Nico van Eijk, hoogleraar informatierecht aan de Universiteit van Amsterdam, deelt deze mening. "De zaak ging niet om de kern van netneutraliteit, namelijk het vertragen of blokkeren van de toegang tot diensten en applicaties op het internet. De netneutraliteit staat met deze uitspraak niet op losse schroeven. De Europese regels gaan voor en die bieden sterke waarborgen. De Europese situatie is anders dan die in de Verenigde Staten, waar netneutraliteit werkelijk onder druk staat door de recente wisseling van de macht." Van Eijk maakt duidelijk dat zero-rating geenszins onbegrensd is. "De vraag of er sprake is van een ongeoorloofde vorm van zero-rating, moet in de praktijk door de bevoegde toezichthouder worden beantwoord aan de hand van de Berec-richtsnoeren of de algemene mededingingsregels". Misbruik van zero-rating kan volgens de hoogleraar dus nog altijd effectief worden aangepakt.
Een heel ander geluid komt bijvoorbeeld van Bits of Freedom. De organisatie verwijst naar een opinie van de jurist Matthijs van Bergen, die een promotieonderzoek uitvoert over netneutraliteit. Van Bergen is van mening dat de rechters zich zand in de ogen hebben laten strooien door de advocaten van T-Mobile, die volgens hem op basis van een 'onzinnige taalkundige analyse' betoogden dat de verplichting van non-discriminatie alleen van toepassing is op het verkeer en niet op de gebruiker, waarmee prijsafspraken gemaakt mogen worden. Volgens Van Bergen blijkt uit de passage van artikel 3 lid 3 van de verordening, namelijk de verplichting voor aanbieders van internettoegangsdiensten om alle verkeer op gelijke wijze te behandelen, helemaal niet dat met het woord 'behandelen' alleen wordt gedoeld op behandelen in technische zin.

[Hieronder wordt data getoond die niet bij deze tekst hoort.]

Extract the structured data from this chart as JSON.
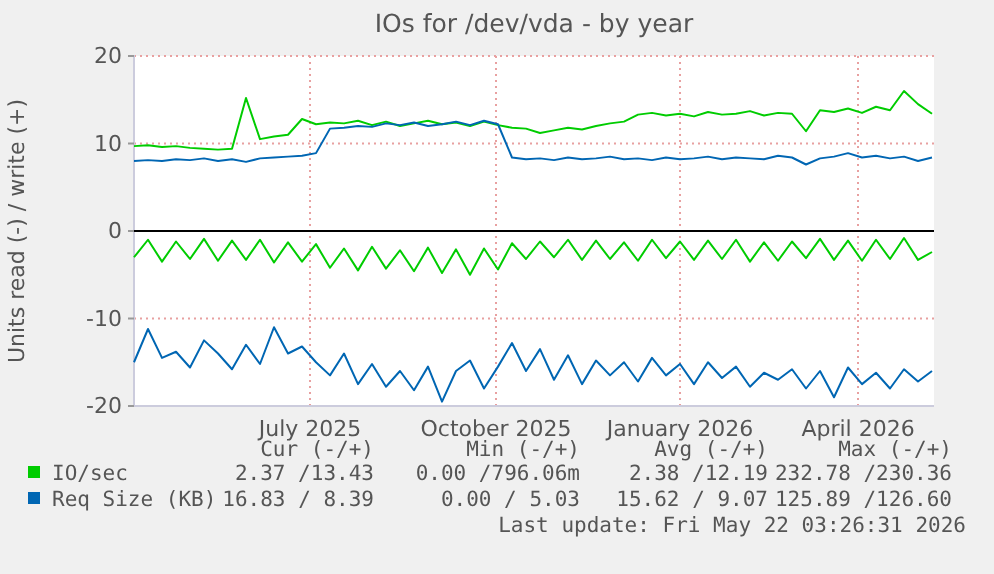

Van Eijk vindt dat deze visie niet overtuigt. "De redenering van de Nederlandse Staat om te stellen dat een verbod op zero-rating toch geoorloofd zou zijn, is gebaseerd op de veronderstelling dat de Europese regels ruimte laten voor aanvullende nationale regels. Daarover is door de rechter geoordeeld dat dit niet het geval is. Er is uit de Europese regels als zodanig geen verbod op zero-rating te halen. Dit is ook door de Nederlandse overheid zo geconcludeerd en in het debat over de totstandkoming van de Europese verordening meerdere malen aangegeven."